Grab your ticket and your suitcase
Thunder’s rolling down this track
Well you don’t know where you’re going now
But you know you won’t be back…
The opening lines to this eternally optimistic Bruce song harken back to his previous songs of escape. Remember how Thunder Road’s two lanes could take us anywhere? We didn’t really care where; we just knew it was better than here. The two lanes of open road are now replaced by the rails, ties, and spikes of the American railroad system. But the destination remains the same: a better place. Picture the old migratory workers, who we colloquially refer to as “hobos,” hopping from train to train in search of a better job, a better pay, a better life. This is their train.

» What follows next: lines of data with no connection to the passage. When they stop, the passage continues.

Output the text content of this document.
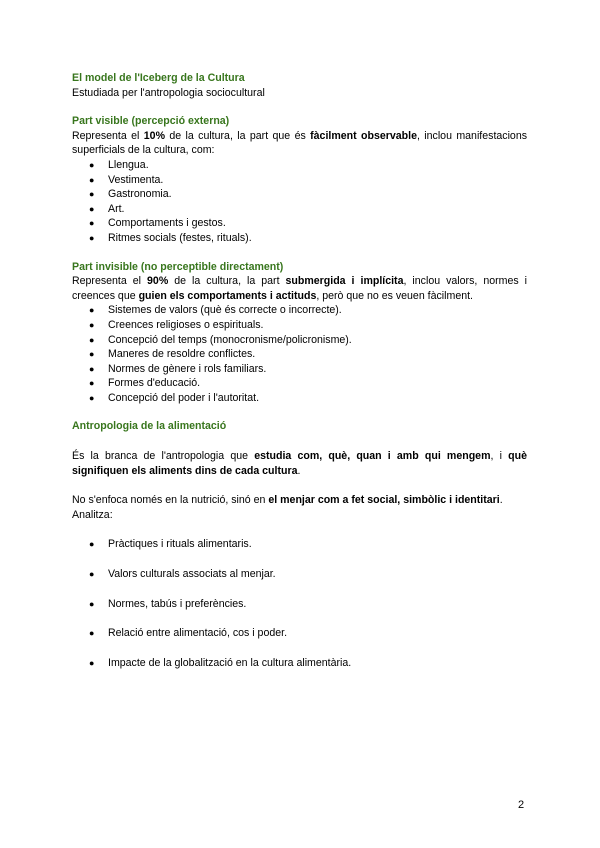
El model de l'Iceberg de la Cultura

Estudiada per l'antropologia sociocultural

Part visible (percepció externa)

Representa el 10% de la cultura, la part que és fàcilment observable, inclou manifestacions superficials de la cultura, com:

● Llengua.
● Vestimenta.
● Gastronomia.
● Art.
● Comportaments i gestos.
● Ritmes socials (festes, rituals).

Part invisible (no perceptible directament)

Representa el 90% de la cultura, la part submergida i implícita, inclou valors, normes i creences que guien els comportaments i actituds, però que no es veuen fàcilment.

● Sistemes de valors (què és correcte o incorrecte).
● Creences religioses o espirituals.
● Concepció del temps (monocronisme/policronisme).
● Maneres de resoldre conflictes.
● Normes de gènere i rols familiars.
● Formes d'educació.
● Concepció del poder i l'autoritat.

Antropologia de la alimentació

És la branca de l'antropologia que estudia com, què, quan i amb qui mengem, i què signifiquen els aliments dins de cada cultura.

No s'enfoca només en la nutrició, sinó en el menjar com a fet social, simbòlic i identitari. Analitza:

● Pràctiques i rituals alimentaris.
● Valors culturals associats al menjar.
● Normes, tabús i preferències.
● Relació entre alimentació, cos i poder.
● Impacte de la globalització en la cultura alimentària.
2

Well, darlin’ if you’re weary
Lay your head upon my chest
We’ll take what we can carry
Yeah, and we’ll leave the rest…
We don’t need much on this trip; just your head upon my chest. We can leave everything else behind. These are the two young lovers from Thunder Road, leaving that town full of losers and hopping a train to a land where hope lives. This is their train.
Leave behind your sorrows
Let this day be the last
Tomorrow there’ll be sunshine
And all this darkness past…
We all experience some form of sorrow in our life. Look at some of the characters from Springsteen’s Nebraska album; Johnny 99 or Frankie for example. They made mistakes. In some ways, they made their own sorrow. In some ways, society may have pushed it on them. The bottom line, however, is that they are in a bad place. Some of it is of our own doing. This train provides light when all else seems dark. There is sunshine down at the end of these tracks. This is their train.
This train
Carries saints and sinners
This train
Carries losers and winners
This train
Carries whores and gamblers
This train
Carries lost souls
I said this train
Dreams will not be thwarted
This train
Faith will be rewarded…
The Land of Hope and Dreams is an inclusive place. If you have faith, love, and desire, we’ll see you there. If you have the will to get up after being repeatedly knocked down, we’ll see you there. The Land of Hope and Dreams is not for the pessimists among us. They can stay home. It is for the optimists; the ones who know there’s a better place somewhere. It is for the ones who see the beauty in life, no matter how cruel it has been to them. So come saints and sinners, come losers and winners; the Land of Hope and Dreams waits for us all. Grab your ticket and your suitcase, because this is our train.
“Land of Hope and Dreams” was a staple of the 1999-2000 E street Band reunion tour. It’s first studio appearance is on 2012’s Wrecking Ball. Jon Stewart requested that the band perform this song as his last “moment of zen” on the final episode of “The Daily Show.”